Çok az bilinen bir gerçek olarak, ABD Vietnam yenilgisinden bile bu hedefe yönelik yararlandı. Büyük askeri harcamaları Japonya ile Güney Kore, Tayvan, Singapur, Hong Kong, Tayland ve Malezya'yı düzlüğe çıkardı. ABD bunları neden ayağa kaldırdı? Onun dış ticarette dolar açığının kapanmasına yardımcı olmaları için! Yüz yıl kadar önce, İngiliz kapitalizminin de en doruğundayken ticaret açığı vardı; o da pek aldırmazdı. Açığı Hindistan'ın ticaretiyle kapatırdı. O zaman ticarette ana para olan sterlin döner dolaşır, son melce Londra'ya varırdı.

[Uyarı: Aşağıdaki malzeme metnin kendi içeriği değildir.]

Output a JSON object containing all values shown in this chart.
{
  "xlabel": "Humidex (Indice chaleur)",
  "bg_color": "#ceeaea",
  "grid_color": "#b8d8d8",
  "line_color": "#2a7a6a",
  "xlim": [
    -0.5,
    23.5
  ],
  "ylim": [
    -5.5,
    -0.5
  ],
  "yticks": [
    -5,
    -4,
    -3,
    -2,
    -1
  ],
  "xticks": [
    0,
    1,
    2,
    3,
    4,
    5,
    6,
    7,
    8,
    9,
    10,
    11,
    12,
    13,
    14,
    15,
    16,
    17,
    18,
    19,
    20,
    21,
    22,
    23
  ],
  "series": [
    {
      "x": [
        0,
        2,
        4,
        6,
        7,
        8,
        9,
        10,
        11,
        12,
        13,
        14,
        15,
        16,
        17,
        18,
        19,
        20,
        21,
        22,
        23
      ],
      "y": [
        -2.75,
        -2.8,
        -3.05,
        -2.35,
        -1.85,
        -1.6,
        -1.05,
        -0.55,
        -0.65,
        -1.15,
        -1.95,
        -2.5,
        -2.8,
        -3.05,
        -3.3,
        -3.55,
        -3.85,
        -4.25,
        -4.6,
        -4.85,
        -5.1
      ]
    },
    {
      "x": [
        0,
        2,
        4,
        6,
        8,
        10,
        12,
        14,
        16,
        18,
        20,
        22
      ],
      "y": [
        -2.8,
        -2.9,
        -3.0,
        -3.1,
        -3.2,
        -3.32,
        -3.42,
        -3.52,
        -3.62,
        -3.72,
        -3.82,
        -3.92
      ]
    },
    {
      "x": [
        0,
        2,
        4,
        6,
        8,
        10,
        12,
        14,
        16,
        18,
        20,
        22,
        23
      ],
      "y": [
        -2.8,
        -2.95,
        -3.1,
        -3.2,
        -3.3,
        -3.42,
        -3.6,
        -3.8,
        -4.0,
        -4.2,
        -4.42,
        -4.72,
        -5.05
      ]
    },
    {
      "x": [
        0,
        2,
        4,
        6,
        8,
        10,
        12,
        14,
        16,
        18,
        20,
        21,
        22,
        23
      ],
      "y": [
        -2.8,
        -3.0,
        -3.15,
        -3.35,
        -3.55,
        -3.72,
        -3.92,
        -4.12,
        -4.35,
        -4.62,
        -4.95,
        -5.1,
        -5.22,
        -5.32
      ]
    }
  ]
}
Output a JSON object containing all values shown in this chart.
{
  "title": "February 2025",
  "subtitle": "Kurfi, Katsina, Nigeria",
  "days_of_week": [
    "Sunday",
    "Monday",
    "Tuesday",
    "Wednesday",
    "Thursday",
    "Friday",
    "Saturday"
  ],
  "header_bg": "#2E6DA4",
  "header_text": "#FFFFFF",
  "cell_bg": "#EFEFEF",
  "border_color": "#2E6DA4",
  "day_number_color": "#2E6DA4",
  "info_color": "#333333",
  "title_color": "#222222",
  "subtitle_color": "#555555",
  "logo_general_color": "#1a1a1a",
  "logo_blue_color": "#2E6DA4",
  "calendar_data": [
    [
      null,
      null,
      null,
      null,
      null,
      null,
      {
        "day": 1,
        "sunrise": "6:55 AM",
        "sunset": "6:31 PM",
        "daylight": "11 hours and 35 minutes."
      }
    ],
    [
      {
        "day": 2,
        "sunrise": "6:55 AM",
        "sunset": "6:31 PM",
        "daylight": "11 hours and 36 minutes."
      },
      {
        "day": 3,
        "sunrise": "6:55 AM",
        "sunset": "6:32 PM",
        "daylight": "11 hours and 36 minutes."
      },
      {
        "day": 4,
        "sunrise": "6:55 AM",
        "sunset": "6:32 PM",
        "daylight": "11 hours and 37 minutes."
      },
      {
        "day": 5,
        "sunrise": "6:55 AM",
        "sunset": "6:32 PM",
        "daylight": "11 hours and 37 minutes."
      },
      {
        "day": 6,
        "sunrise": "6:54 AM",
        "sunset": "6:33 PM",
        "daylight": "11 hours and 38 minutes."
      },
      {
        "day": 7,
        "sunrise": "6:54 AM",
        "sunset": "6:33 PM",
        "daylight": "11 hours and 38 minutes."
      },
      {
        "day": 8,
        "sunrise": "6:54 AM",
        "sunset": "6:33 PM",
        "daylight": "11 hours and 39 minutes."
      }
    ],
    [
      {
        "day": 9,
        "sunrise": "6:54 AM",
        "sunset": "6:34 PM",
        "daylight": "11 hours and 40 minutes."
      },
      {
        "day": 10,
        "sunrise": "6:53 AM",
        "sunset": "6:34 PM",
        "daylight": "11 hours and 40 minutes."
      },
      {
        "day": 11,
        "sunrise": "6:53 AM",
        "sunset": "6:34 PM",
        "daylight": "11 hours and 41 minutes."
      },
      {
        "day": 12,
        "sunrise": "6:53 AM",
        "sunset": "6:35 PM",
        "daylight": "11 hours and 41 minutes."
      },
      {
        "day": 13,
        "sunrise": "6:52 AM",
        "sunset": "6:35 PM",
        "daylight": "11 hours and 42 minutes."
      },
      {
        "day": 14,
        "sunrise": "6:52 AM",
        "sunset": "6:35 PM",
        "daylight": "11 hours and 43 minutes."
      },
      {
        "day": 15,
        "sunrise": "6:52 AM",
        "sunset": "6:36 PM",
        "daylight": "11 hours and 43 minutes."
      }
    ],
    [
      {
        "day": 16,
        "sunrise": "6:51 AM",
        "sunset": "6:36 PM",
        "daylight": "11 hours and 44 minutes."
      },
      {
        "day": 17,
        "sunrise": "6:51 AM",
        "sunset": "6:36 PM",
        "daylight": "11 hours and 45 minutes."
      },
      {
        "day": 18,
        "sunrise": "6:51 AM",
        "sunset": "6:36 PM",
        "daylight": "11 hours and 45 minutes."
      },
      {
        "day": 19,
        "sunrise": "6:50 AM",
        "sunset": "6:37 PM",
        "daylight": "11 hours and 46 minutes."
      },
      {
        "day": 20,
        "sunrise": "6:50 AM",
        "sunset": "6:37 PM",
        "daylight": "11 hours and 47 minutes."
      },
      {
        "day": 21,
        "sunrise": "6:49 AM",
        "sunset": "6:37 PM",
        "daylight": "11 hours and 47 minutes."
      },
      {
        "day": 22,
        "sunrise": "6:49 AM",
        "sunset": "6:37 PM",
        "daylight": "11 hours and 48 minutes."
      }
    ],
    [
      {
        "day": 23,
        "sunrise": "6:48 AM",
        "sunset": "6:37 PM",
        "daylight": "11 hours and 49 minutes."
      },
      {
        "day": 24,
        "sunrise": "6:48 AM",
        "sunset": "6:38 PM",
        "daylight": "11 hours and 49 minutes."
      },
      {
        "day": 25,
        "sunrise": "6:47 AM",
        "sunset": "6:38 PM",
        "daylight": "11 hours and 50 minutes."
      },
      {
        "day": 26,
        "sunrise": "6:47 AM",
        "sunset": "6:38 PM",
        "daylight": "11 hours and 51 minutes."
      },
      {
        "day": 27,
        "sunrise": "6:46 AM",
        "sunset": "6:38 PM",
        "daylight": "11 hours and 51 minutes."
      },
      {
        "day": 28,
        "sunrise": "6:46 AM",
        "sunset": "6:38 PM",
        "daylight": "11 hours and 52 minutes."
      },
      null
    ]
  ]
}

ABD de bugün aynı yöntemi uyguluyor. Şu farkla ki, Britanya yalnız Hindistan'dan yararlanırdı. ABD ise Türkiye dahil, tüm küreden yararlanıyor. ABD sigarası ve içkisinden ileri teknolojiye değin ya doğrudan Amerikan ürünlerini ya da kârı dolar olarak son tahlilde Amerika'ya gidecek ürünleri tüketmeye zorlanıyoruz. ABD, Reagan 'dan bu yana, ticaret açığına kulak asmıyor bile. Bu sorununu çözecek yabancı iktidarları destekliyor, o kadar. Saddam Hüseyin 1998'de Irak petrolü bedelinin Euro ile ödenebileceğini açıkladığı için devrildi. ABD Dışişleri Bakanlığı Siyaset Planlama Dairesi Başkanı R. Haass 11 Eylül saldırısı daha olmadan çok önce silahlı müdahale sözünü etmişti.

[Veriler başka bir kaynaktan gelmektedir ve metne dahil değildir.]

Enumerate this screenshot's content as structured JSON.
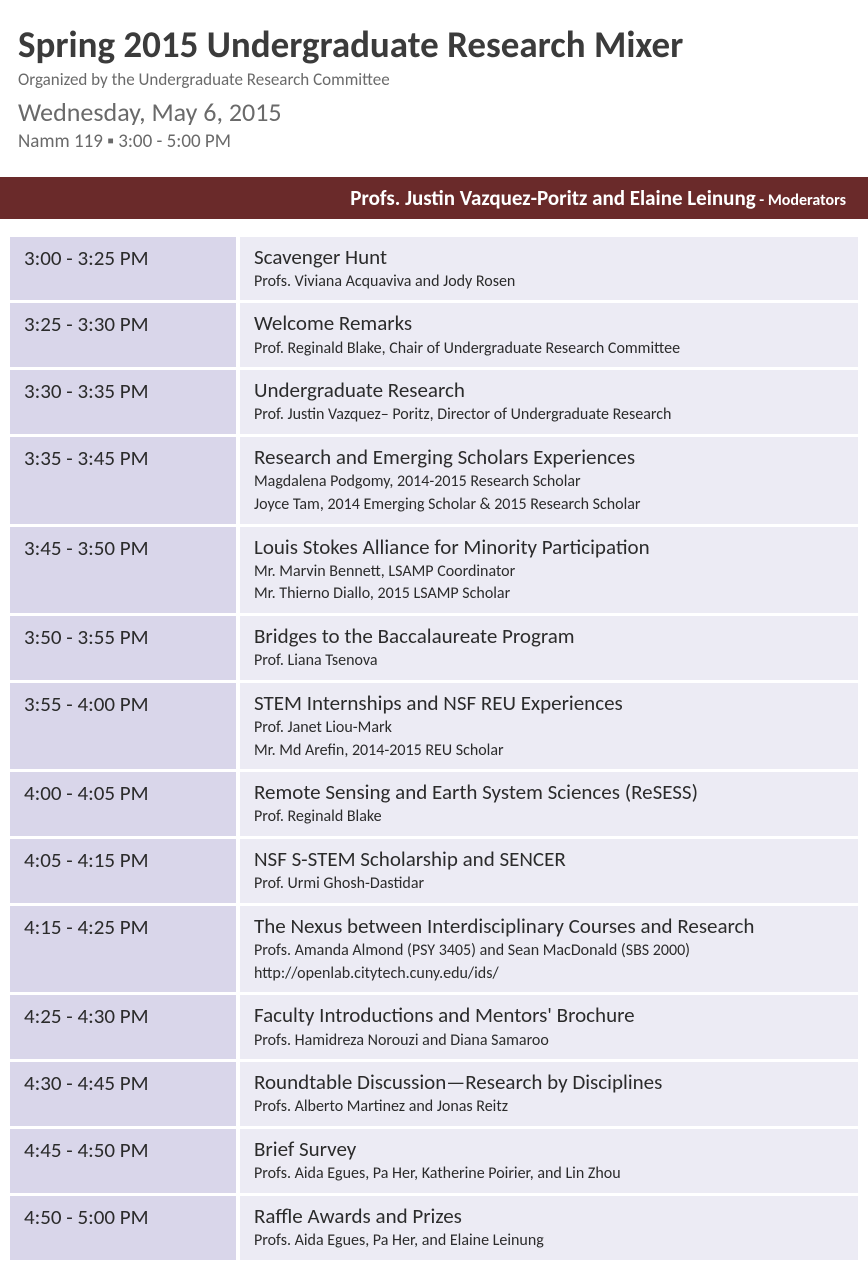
{
  "header": {
    "title": "Spring 2015 Undergraduate Research Mixer",
    "organized_by": "Organized by the Undergraduate Research Committee",
    "date": "Wednesday, May 6, 2015",
    "location": "Namm 119  ▪  3:00 - 5:00 PM"
  },
  "moderators": {
    "names": "Profs. Justin Vazquez-Poritz and Elaine Leinung",
    "separator": "  - ",
    "role": "Moderators"
  },
  "colors": {
    "bar_bg": "#6a2a2a",
    "time_cell_bg": "#d9d6ea",
    "desc_cell_bg": "#ecebf4",
    "title_text": "#3b3b3b",
    "subtext": "#6a6a6a"
  },
  "schedule": [
    {
      "time": "3:00 - 3:25 PM",
      "topic": "Scavenger Hunt",
      "presenters": [
        "Profs. Viviana Acquaviva and  Jody Rosen"
      ]
    },
    {
      "time": "3:25 - 3:30 PM",
      "topic": "Welcome Remarks",
      "presenters": [
        "Prof. Reginald Blake, Chair of Undergraduate Research Committee"
      ]
    },
    {
      "time": "3:30 - 3:35 PM",
      "topic": "Undergraduate Research",
      "presenters": [
        "Prof. Justin Vazquez– Poritz, Director of Undergraduate Research"
      ]
    },
    {
      "time": "3:35 - 3:45 PM",
      "topic": "Research and Emerging Scholars Experiences",
      "presenters": [
        "Magdalena Podgomy, 2014-2015 Research Scholar",
        "Joyce Tam, 2014 Emerging Scholar & 2015 Research Scholar"
      ]
    },
    {
      "time": "3:45 - 3:50 PM",
      "topic": "Louis Stokes Alliance for Minority Participation",
      "presenters": [
        "Mr. Marvin Bennett, LSAMP Coordinator",
        "Mr. Thierno Diallo, 2015 LSAMP Scholar"
      ]
    },
    {
      "time": "3:50 - 3:55 PM",
      "topic": "Bridges to the Baccalaureate Program",
      "presenters": [
        "Prof. Liana Tsenova"
      ]
    },
    {
      "time": "3:55 - 4:00 PM",
      "topic": "STEM Internships and NSF REU Experiences",
      "presenters": [
        "Prof. Janet Liou-Mark",
        "Mr. Md Arefin, 2014-2015 REU Scholar"
      ]
    },
    {
      "time": "4:00 - 4:05 PM",
      "topic": "Remote Sensing and Earth System Sciences (ReSESS)",
      "presenters": [
        "Prof. Reginald Blake"
      ]
    },
    {
      "time": "4:05 - 4:15 PM",
      "topic": "NSF S-STEM Scholarship and SENCER",
      "presenters": [
        "Prof. Urmi Ghosh-Dastidar"
      ]
    },
    {
      "time": "4:15 - 4:25 PM",
      "topic": "The Nexus between Interdisciplinary Courses and Research",
      "presenters": [
        "Profs. Amanda Almond (PSY 3405) and Sean MacDonald (SBS 2000)",
        "http://openlab.citytech.cuny.edu/ids/"
      ]
    },
    {
      "time": "4:25 - 4:30 PM",
      "topic": "Faculty Introductions and Mentors' Brochure",
      "presenters": [
        "Profs. Hamidreza Norouzi and Diana Samaroo"
      ]
    },
    {
      "time": "4:30 - 4:45 PM",
      "topic": "Roundtable Discussion—Research by Disciplines",
      "presenters": [
        "Profs. Alberto Martinez and Jonas Reitz"
      ]
    },
    {
      "time": "4:45 - 4:50 PM",
      "topic": "Brief Survey",
      "presenters": [
        "Profs. Aida Egues, Pa Her, Katherine Poirier, and Lin Zhou"
      ]
    },
    {
      "time": "4:50 - 5:00 PM",
      "topic": "Raffle Awards and Prizes",
      "presenters": [
        "Profs. Aida Egues, Pa Her, and Elaine Leinung"
      ]
    }
  ]
}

Irak savaşının temelinde oradaki petrolün hangi para cinsiyle ödeneceği sorunu vardı. ABD'ye, Fransa temelde bu nedenle karşı çıktı; Britanya bu nedenle destekledi. Washington kendi açığının başkalarınca kapanmasını, yani geri kalan tüm dünyanın kendi dolar hazinesinin zenginleşmesine hizmet etmesini bekliyor. Britanya da sterlin açığını Hindistan'ın hizmetiyle karşılardı. Ama günümüzde ABD için ek bir sorun var: ''Dünyanın geri kalanı'' nın dışında ikinci bir ''dünyanın geri kalanı'' yok ki, yüz yıl önce Hindistan'ın yaptığını yapsın ve topladığı küresel para birimini metropole aktarıp emperyalizmi rahata kavuştursun!

Tekelci sermayenin küreselleşme aşamasındaki açmazı burada. Vietnam yenilgisini bile kendi yararına çözen ABD, bakalım, bu çelişkiye de çıkar bir yol bulabilecek mi?